15 On ne peut être trop sur ses gardes en lisant les ouvrages de métaphysique, de morale et de religion de ce peuple. On y trouve ordinairement une belle apparence, mais qui ne soutient pas l’épreuve d’un examen réfléchi. Le Français est hardi dans ses expressions, mais, pour arriver à la vérité, il faut moins de hardiesse que de circonspection. Dans l’histoire il raconte volontiers des anecdotes auxquelles il ne manque que d’être vraies.

16 Ce sont les femmes en France qui donnent le ton à toutes les sociétés. Or il faut avouer que, sans le beau sexe, les sociétés sont assez insipides et ennuyeuses, mais que, si les dames y donnent le ton du beau, les hommes de leur côté devraient donner celui du noble. Autrement les sociétés deviendraient tout aussi ennuyeuses, par la raison contraire, parce qu’il n’y a rien de plus fade qu’une douceur continuelle. Dans les mœurs françaises on ne demande pas si Monsieur est chez lui, mais si Madame est chez elle. Madame est à sa toilette, Madame a des vapeurs (sortes de beaux caprices) ; en un mot c’est avec Madame et sur Madame que se font et que roulent toutes les conversations ; à elle que se rapportent toutes les parties de plaisir. Cependant les femmes n’en sont pas estimées davantage. Un homme qui s’amuse à des bagatelles n’a pas le sentiment de la véritable estime, ni celui du véritable amour. Je ne voudrais pas pour tout l’or du monde avoir dit ce que Rousseau a osé soutenir : « Qu’une femme n’est jamais autre chose qu’un grand enfant. » Mais l’ingénieux philosophe de Genève écrivait ainsi en France, et probablement ce grand apologiste du beau sexe s’indignait de voir qu’on n’eût pas dans ce pays une véritable estime pour les femmes.

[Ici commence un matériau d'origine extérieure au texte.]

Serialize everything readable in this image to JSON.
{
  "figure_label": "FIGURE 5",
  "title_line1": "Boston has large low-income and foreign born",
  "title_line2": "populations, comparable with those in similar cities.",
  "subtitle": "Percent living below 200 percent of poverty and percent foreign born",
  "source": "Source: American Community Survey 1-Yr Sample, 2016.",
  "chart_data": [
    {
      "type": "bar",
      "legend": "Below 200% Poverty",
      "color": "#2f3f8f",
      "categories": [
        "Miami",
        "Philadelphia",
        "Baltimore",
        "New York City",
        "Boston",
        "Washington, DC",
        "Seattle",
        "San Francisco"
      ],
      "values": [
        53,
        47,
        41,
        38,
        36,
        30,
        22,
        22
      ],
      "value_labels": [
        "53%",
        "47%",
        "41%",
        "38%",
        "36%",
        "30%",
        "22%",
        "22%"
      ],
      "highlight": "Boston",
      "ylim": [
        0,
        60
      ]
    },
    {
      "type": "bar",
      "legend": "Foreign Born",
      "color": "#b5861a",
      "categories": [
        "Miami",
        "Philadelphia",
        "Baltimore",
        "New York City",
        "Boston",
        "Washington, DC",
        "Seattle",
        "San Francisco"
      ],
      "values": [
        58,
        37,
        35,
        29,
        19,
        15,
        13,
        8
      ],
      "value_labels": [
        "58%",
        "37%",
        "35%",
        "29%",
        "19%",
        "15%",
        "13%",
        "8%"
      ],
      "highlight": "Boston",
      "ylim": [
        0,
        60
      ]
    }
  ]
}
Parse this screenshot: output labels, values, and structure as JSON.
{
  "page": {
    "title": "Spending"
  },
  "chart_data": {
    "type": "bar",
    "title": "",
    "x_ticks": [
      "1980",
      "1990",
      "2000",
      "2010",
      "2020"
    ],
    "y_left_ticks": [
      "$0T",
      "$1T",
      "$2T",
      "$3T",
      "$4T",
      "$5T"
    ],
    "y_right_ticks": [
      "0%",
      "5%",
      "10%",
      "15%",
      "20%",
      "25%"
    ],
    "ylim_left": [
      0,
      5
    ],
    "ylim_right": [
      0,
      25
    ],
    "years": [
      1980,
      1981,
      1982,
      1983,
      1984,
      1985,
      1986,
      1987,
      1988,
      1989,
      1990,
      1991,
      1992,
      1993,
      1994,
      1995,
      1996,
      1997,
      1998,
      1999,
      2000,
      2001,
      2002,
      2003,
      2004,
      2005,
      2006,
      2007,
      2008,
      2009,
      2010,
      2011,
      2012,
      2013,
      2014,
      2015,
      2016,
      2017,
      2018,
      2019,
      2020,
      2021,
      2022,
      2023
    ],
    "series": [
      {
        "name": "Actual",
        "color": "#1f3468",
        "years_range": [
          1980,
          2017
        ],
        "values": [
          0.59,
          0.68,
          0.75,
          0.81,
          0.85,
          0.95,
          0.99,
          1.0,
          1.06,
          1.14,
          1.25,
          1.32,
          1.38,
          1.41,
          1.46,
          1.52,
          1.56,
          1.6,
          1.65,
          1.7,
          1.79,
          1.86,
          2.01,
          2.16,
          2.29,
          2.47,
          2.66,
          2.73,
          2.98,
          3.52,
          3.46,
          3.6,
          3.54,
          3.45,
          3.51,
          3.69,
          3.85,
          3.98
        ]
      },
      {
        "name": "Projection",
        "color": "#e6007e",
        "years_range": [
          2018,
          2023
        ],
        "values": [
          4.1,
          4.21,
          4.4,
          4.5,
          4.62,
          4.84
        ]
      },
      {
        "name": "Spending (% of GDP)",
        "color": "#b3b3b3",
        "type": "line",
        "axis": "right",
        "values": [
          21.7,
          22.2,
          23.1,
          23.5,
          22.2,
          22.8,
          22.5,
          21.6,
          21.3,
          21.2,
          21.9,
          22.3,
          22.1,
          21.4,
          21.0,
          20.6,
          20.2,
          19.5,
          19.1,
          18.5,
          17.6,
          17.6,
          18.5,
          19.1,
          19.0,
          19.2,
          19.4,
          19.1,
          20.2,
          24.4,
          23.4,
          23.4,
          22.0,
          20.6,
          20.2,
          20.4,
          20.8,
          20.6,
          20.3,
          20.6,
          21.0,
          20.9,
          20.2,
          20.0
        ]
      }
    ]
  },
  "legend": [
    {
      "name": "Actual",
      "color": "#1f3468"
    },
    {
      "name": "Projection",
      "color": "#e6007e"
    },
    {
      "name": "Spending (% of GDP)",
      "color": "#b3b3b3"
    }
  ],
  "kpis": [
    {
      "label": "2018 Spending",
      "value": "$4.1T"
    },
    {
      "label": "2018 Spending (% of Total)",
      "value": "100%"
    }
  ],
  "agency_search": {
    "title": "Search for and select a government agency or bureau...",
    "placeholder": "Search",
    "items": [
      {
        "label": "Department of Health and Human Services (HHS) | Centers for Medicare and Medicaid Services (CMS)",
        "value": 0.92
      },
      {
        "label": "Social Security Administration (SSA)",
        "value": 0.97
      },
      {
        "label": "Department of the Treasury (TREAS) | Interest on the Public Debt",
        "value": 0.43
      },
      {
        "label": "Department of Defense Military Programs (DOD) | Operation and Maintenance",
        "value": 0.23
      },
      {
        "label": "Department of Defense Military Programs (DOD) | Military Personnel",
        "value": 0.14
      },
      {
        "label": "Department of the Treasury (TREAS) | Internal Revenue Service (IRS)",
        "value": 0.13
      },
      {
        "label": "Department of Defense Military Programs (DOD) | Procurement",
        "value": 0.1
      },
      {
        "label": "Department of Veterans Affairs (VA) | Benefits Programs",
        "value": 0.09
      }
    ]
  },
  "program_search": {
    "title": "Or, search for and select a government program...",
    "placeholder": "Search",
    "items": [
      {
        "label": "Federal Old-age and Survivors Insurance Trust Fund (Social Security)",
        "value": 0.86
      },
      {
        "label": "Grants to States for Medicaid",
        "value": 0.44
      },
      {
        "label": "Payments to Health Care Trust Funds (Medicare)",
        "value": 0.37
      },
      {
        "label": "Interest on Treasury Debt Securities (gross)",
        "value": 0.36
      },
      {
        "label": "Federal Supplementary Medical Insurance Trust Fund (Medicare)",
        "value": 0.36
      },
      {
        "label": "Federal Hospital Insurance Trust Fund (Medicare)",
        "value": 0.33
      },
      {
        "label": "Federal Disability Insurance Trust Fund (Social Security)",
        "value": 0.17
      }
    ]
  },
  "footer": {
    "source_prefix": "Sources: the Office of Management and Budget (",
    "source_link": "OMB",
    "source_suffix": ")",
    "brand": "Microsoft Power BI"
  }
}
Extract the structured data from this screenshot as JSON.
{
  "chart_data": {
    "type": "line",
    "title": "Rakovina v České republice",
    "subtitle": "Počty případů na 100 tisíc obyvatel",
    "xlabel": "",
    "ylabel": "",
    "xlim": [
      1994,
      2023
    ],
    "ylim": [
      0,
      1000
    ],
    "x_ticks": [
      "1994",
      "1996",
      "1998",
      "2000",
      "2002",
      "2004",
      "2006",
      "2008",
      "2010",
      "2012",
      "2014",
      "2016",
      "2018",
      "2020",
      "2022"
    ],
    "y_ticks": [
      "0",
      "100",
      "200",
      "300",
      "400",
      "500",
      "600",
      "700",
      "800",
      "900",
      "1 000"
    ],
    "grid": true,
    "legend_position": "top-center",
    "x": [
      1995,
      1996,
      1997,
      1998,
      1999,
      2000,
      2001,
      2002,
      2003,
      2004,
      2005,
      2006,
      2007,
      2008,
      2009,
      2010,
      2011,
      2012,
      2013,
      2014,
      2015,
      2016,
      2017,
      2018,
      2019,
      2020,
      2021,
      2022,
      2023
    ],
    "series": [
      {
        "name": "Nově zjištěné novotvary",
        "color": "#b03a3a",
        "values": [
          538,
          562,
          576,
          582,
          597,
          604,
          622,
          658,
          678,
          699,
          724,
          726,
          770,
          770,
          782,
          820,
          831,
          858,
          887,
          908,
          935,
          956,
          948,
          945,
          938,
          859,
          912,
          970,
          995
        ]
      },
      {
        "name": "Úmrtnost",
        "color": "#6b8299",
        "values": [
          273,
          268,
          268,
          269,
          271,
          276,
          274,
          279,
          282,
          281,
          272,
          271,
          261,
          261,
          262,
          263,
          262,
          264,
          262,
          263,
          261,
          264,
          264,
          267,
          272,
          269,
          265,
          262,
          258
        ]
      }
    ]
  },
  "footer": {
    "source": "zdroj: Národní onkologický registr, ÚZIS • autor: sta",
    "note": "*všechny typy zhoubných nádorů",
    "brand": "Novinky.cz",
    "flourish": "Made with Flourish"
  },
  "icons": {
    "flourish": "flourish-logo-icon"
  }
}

17 L’homme orgueilleux n’est pas nécessairement arrogant, c’est-à-dire ne se fait pas nécessairement une idée exagérée et fausse de son mérite. Il peut s’estimer à sa juste valeur ; seulement il a le mauvais goût d’en faire parade.

18 Kant traduit lui-même entre parenthèses toutes ces expressions par les termes dont je me sers dans la traduction. [JB]

19 On a remarqué d’ailleurs que les Anglais, ce peuple si sensé, ont néanmoins une certaine facilité à croire au premier moment des choses étonnantes et absurdes, annoncées avec assurance ; on a de cela beaucoup d’exemples. C’est qu’un esprit hardi, ayant par-devers lui diverses expériences où il a trouvé vraies certaines choses extraordinaires, passe vite par-dessus les petites réflexions qui arrêtent bientôt une tête faible et défiante, et la garantissent ainsi parfois de l’erreur, sans qu’il y ait grand mérite de sa part.

20 Il faut bien distinguer le fanatisme de l’enthousiasme. Le premier croit à une communication immédiate et extraordinaire avec une nature supérieure ; le second n’exprime qu’un état d’exaltation de l’esprit, échauffé au-delà du degré convenable par quelque principe, patriotisme, amitié, ou religion, mais sans que s’y joigne aucune idée d’un commerce surnaturel.

21 On célèbre encore à Pékin une cérémonie qui a pour but de chasser par un grand bruit, pendant les éclipses du soleil ou de la lune, le dragon qui veut dévorer ces corps célestes, et on conserve ce ridicule usage qui date des temps d’ignorance les plus reculés, quoiqu’on soit aujourd’hui mieux instruit.